We have investigated a new class of high refractive index, non-yellowing, viscoelastic optical gels. Refractive indices for these materials can be adjusted from that needed to march fused silica fiber (n(D) = 1.46) to above n(D) = 1.6 to match the higher index engineering glasses, plastics, and semiconductors. These materials are designed for permanent optically clear encapsulation in devices where severe mechanical shock or differential thermal expansion, such as occurs during PCB soldering operations (with temperature excursions to > 200 degrees C), may render conventional high strength optical epoxies unusable. These low shear stress gels can also be customized to exhibit a wide range of rheological "stiffness". We have demonstrated quasi-fluid versions with apparent viscosities of 500,000 cP (mayonnaise-like) to hard-rubber-like consistencies registering on the high end of the Shore 00 durometer scale.
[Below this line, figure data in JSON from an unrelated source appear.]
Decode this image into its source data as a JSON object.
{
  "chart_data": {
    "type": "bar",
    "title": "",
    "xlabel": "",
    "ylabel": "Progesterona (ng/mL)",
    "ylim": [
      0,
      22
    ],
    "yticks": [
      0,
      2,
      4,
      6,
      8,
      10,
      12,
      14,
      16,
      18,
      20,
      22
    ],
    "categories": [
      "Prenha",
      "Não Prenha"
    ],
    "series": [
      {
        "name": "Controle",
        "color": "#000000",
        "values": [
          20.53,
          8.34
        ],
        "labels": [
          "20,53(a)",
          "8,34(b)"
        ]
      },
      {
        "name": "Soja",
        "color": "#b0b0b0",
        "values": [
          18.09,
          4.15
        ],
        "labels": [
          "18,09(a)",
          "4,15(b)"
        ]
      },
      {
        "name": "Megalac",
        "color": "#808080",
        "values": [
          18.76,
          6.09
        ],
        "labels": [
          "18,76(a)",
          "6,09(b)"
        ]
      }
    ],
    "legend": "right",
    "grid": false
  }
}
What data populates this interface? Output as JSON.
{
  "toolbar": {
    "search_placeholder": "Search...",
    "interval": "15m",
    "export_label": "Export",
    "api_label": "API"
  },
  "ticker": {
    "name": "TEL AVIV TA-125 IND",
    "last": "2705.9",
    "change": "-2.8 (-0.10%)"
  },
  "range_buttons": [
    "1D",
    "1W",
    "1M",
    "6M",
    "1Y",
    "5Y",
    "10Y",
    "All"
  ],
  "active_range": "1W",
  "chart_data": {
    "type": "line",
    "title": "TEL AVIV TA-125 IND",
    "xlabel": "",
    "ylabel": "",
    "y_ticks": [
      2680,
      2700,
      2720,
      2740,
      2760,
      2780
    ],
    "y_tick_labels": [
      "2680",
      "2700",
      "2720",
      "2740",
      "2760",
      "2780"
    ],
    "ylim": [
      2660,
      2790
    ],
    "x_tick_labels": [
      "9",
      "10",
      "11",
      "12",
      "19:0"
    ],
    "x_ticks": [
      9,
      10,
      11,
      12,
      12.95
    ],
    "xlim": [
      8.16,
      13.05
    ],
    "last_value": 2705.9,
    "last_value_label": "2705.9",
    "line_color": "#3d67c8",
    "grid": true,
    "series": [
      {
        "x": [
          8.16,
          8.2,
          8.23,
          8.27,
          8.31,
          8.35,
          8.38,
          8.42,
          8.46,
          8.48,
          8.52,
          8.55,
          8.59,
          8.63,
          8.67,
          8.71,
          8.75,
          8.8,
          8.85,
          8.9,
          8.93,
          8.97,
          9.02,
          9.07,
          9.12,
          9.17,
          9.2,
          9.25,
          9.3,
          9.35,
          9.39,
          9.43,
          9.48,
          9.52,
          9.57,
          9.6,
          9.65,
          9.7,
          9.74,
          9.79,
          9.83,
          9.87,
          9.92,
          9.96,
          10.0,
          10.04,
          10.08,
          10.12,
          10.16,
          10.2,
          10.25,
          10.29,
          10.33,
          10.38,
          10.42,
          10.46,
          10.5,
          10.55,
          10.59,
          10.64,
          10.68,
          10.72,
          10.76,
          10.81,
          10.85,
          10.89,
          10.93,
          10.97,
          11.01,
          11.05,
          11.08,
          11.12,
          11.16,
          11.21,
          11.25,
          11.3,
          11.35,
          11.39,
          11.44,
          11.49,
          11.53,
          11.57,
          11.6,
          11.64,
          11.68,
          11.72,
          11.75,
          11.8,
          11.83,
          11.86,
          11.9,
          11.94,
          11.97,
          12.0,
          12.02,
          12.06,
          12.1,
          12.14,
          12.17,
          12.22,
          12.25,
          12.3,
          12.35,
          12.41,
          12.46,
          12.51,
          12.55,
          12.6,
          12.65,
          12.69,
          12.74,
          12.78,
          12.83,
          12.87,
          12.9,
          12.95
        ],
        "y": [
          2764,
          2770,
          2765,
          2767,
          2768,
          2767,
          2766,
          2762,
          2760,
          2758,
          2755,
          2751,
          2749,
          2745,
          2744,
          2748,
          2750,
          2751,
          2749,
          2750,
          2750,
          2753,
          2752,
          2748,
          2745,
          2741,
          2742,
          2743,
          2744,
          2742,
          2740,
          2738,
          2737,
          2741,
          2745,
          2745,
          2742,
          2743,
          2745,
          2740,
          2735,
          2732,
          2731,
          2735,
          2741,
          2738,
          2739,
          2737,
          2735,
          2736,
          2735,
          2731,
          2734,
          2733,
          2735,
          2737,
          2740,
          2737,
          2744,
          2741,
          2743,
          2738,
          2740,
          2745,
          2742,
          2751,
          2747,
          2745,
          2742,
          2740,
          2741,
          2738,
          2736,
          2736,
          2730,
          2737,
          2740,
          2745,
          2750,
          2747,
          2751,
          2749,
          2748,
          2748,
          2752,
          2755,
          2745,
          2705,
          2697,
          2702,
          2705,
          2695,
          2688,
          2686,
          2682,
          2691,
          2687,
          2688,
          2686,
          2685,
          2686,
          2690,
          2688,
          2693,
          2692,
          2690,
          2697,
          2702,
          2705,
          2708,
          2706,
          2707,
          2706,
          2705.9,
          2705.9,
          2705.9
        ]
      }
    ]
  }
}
In this paper, we present measurements of engineering properties on both elastomer-like curing optical gels, and thixotropic non-curing optical gels for: a) optical properties from near UV to near IR (NIR): refractive index over temperature, dispersion, and optical absorption; b) rheological properties: viscosity vs. shear rate, Shore hardness and cone penetration. Validation of ultra-low volatility and high temperature thermooxidative stability required for long-lived photonic devices is discussed. Use of gel technology in fiber splices and photonic devices is described.